恋はしょうがない。〜職員室の秘密〜
優しい同僚たちは、そうやって気遣ってくれる。
居心地のいいこの女子会が、真琴は本当に大好きだった。
「ううん、ホントに大丈夫。それより、このスズキのポワレ、美味しいね」
本当は味などまともに感じていなかったが、真琴は笑顔を作って話題を振った。
皆が今目の前にしている皿の上には、皮目をカリッと焼きあげられたスズキが載っている。

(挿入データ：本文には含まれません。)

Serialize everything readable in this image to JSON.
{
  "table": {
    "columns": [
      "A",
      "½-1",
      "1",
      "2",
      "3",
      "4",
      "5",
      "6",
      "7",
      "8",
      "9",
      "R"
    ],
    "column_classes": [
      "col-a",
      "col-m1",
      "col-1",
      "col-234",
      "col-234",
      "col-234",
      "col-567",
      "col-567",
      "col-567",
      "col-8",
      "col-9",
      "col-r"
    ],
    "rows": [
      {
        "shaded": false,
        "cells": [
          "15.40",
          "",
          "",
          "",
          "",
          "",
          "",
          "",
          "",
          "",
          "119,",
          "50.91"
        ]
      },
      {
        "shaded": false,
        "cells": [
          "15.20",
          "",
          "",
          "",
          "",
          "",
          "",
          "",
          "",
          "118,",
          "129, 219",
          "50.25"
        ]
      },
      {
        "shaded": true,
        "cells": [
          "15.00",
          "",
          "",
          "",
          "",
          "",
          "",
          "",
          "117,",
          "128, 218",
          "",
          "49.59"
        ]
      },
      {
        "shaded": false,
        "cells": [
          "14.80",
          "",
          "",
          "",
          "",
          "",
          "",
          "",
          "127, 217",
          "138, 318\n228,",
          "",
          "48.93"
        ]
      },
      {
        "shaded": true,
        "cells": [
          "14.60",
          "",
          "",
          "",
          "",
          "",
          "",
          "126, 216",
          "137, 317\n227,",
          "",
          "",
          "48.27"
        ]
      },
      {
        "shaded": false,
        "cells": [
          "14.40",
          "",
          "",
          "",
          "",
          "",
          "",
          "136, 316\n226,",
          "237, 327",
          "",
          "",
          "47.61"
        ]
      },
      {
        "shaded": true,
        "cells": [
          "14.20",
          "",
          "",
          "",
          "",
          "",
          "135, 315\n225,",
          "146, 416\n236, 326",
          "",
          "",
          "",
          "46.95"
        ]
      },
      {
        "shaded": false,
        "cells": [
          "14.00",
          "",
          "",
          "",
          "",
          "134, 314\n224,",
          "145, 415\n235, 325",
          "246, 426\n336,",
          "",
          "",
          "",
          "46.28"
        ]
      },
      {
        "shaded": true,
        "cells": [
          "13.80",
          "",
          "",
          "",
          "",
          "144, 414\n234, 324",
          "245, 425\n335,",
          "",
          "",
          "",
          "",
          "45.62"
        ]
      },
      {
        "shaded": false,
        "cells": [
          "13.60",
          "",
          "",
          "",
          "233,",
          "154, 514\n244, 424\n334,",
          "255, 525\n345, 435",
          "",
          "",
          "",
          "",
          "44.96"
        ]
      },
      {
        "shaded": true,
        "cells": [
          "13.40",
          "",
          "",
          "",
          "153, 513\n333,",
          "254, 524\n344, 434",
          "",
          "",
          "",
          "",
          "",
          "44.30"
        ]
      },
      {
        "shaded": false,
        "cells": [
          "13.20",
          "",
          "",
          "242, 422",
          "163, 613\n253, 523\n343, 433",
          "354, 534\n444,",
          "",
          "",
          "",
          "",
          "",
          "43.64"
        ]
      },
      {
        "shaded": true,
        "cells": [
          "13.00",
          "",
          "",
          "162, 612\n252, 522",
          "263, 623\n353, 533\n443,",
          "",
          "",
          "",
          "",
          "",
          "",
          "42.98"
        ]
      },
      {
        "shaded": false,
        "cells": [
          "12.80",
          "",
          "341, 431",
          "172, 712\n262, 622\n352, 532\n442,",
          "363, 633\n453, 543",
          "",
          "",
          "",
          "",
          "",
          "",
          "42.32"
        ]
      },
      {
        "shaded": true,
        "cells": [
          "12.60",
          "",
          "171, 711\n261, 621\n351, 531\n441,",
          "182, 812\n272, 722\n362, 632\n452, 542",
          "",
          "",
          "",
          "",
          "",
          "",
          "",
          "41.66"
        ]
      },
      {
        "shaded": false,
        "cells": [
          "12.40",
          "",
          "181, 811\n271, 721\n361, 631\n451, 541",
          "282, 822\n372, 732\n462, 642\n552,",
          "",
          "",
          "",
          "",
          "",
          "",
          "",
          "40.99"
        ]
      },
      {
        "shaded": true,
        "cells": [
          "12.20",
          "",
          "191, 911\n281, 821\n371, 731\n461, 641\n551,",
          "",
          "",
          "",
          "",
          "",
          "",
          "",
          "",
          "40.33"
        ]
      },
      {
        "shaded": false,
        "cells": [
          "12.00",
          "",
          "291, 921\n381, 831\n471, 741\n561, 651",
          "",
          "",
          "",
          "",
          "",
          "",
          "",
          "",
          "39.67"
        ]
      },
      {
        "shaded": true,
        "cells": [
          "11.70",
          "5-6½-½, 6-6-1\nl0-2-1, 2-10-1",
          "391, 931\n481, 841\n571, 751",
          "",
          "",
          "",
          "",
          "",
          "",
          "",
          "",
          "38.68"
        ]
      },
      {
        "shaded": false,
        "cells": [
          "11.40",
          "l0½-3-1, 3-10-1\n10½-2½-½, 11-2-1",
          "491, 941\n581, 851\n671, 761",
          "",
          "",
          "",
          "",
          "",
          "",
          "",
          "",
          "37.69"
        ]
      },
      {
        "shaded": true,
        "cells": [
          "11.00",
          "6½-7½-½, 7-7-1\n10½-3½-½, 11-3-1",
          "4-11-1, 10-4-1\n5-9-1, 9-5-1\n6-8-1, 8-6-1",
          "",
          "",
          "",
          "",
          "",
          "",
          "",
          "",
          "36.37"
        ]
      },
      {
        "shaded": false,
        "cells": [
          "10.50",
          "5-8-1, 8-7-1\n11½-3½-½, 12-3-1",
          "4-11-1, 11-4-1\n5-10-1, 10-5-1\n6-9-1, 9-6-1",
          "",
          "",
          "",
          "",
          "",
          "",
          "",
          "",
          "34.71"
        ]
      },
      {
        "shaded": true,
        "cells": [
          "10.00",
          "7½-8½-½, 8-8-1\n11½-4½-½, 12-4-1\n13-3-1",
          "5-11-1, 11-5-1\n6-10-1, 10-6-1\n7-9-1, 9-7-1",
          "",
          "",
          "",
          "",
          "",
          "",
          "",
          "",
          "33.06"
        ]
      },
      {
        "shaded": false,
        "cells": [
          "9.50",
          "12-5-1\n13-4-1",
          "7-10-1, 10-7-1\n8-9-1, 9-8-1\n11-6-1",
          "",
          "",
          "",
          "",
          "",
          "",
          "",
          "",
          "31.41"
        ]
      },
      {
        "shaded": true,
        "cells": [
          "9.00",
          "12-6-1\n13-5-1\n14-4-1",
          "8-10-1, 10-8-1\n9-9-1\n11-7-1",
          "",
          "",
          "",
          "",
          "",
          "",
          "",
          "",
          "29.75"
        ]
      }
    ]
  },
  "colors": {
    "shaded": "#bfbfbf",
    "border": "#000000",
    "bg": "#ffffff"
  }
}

「ポワレって、こういう風に焼くことを言うの?ムニエルとはどう違うんだろ?」
「さあ?どっちもフランス語だけど、違いはわかんない」
「お店の人に訊いてみる?」
女子会のメンバーたちは、早速新しい話題に乗って、話に花を咲かせだした。
「ポワレは、脂をかけながらカリッと焼くことなんだけど、小麦粉とか粉をまぶして焼くとムニエルって言うんだよね」
「へえぇ~」
真琴は気を取り直して、そう説明した。
たまたま知っていただけなのに、一同から感心する声が上がる。
「さすがぁ、賀川さん。毎日お弁当を作ってくるだけあって、お料理については詳しいのね~」
「いや、お弁当はあんまり関係ないと思うけど…」
付け合せの焼かれたプチトマトを、フォークに刺して口に運びながら、真琴は肩をすくめた。